O que me impulsiona é crer em Deus, por isso não cobro nada. Se fosse coisa da minha cabeça, cobrava 100 de cada um.

Os espíritos que encarnam em mim não estão nem aí se as pessoas não acreditarem neles. Quem quiser pensar que é maluquice, pode pensar.

O trabalho espiritual não sou eu que faço – ele é feito através de mim, com delicadeza, transparência e dedicação.

A política não fazia parte dos meus planos. Eu tinha aversão. Foi bom ser deputado para pararem de me perseguir, para ser respeitado, agora o médium em mim pode fazer muita coisa boa.

O PIB de Cachoeira? Não sei. Nosso orçamento é de R$ 50 milhões e está todo comprometido.

Me dou bem com o bispo da cidade. Os religiosos me encaram como um expurgo, como um trator. Se o Brasil não fosse religioso, o presidente Lula já teria caído.

Onde há religiosidade, há tolerância.

O sucesso tem a ver com a evolução e com a capacidade das pessoas. Hipócritas são os que pensam que não podemos usar a espiritualidade para nada, significa fazer um ostracismo da cultura, um assassinato do conhecimento.

O que seria do mundo se Buda fosse um grande investidor?  Ele daria certo em qualquer circunstância.

Tu seguiste o viés normal?

Não vais aproveitar com intensidade o teu conhecimento.

Não me acho um homem fiel. Não escondo de ninguém. A sinceridade precede a fidelidade.

O amor não pode ter a cultura do enclausuramento. Por isso não boto aliança no dedo. Tenho namorada, mas desejo outras onde elas estiverem. Uma vez por semana sou o melhor pai do mundo (para seu filho de cinco anos).
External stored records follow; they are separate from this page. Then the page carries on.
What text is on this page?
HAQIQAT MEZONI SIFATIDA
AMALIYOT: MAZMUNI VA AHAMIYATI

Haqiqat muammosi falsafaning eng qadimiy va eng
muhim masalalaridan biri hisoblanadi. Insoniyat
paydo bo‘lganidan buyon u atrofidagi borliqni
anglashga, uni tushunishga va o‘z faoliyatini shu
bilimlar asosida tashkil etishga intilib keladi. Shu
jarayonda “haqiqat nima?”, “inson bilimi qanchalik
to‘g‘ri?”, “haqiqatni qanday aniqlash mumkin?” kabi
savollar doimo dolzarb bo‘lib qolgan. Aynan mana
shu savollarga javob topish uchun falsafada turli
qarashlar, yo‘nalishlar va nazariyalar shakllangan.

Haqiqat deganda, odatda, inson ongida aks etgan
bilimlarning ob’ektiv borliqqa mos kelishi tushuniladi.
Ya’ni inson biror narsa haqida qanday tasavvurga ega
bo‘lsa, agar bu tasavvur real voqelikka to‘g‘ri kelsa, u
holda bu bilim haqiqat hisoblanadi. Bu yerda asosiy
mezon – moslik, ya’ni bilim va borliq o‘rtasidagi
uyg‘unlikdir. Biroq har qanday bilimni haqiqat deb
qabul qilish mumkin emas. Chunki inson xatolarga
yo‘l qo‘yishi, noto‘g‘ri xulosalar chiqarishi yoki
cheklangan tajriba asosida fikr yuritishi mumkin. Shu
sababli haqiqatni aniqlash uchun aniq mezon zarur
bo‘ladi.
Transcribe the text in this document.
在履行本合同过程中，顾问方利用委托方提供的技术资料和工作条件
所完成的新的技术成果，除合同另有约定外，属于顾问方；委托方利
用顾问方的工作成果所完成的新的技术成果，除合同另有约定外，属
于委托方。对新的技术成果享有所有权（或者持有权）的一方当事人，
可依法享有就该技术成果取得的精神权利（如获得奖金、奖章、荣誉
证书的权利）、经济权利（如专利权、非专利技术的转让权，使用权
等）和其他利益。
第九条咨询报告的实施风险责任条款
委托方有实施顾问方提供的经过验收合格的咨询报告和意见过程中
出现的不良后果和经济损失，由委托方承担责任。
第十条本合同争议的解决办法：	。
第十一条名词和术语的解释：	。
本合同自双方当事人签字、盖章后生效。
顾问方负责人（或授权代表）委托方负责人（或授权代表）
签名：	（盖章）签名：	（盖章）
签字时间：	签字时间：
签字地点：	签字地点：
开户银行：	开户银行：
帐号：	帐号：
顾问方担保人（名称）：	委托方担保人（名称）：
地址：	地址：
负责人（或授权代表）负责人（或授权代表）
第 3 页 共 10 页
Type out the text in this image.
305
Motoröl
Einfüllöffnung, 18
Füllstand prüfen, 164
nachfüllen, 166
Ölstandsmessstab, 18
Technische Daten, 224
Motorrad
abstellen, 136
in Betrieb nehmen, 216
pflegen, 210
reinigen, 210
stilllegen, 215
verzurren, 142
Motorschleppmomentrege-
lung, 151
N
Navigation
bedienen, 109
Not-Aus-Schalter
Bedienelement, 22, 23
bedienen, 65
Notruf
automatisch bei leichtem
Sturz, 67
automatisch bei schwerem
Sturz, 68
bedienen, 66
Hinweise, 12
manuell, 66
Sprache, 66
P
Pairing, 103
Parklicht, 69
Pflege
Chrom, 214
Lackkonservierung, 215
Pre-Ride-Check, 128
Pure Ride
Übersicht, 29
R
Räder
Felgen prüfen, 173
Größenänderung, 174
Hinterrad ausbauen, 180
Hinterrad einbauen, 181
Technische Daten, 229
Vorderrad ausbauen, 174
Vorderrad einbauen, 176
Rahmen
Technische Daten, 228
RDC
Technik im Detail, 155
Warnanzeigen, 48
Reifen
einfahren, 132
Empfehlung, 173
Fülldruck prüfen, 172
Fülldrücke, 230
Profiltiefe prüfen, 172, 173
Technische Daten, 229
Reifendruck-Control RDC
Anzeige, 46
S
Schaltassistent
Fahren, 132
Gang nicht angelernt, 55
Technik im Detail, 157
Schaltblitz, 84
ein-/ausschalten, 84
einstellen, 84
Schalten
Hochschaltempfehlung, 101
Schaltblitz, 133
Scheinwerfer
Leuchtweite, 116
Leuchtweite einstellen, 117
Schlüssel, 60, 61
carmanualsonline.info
Chimarrão quente esfola e queima a mucosa do estômago.

Sofro de gastrite e me trato tomando Omeprazol.

Quero ser venerável (o último nível da maçonaria).

Faço frango ao molho de pêssego, costeleta de porco com champagne e espinhaço de ovelha ao molho de aspargo.

Receita para o sucesso que parece hipócrita:
1 – saber dividir inteligência, cultura e sabedoria
2 – ter conhecimento
3 – ter coragem de aplicar o conhecimento

A sorte não está num lugar estático.

ATUALIZAÇÃO EM JANEIRO DE 2009: Marlon Arator perdeu a reeleição à prefeitura e está sem mandato parlamentar. Continua em Cachoeira, atendendo em seu terreiro mediúnico.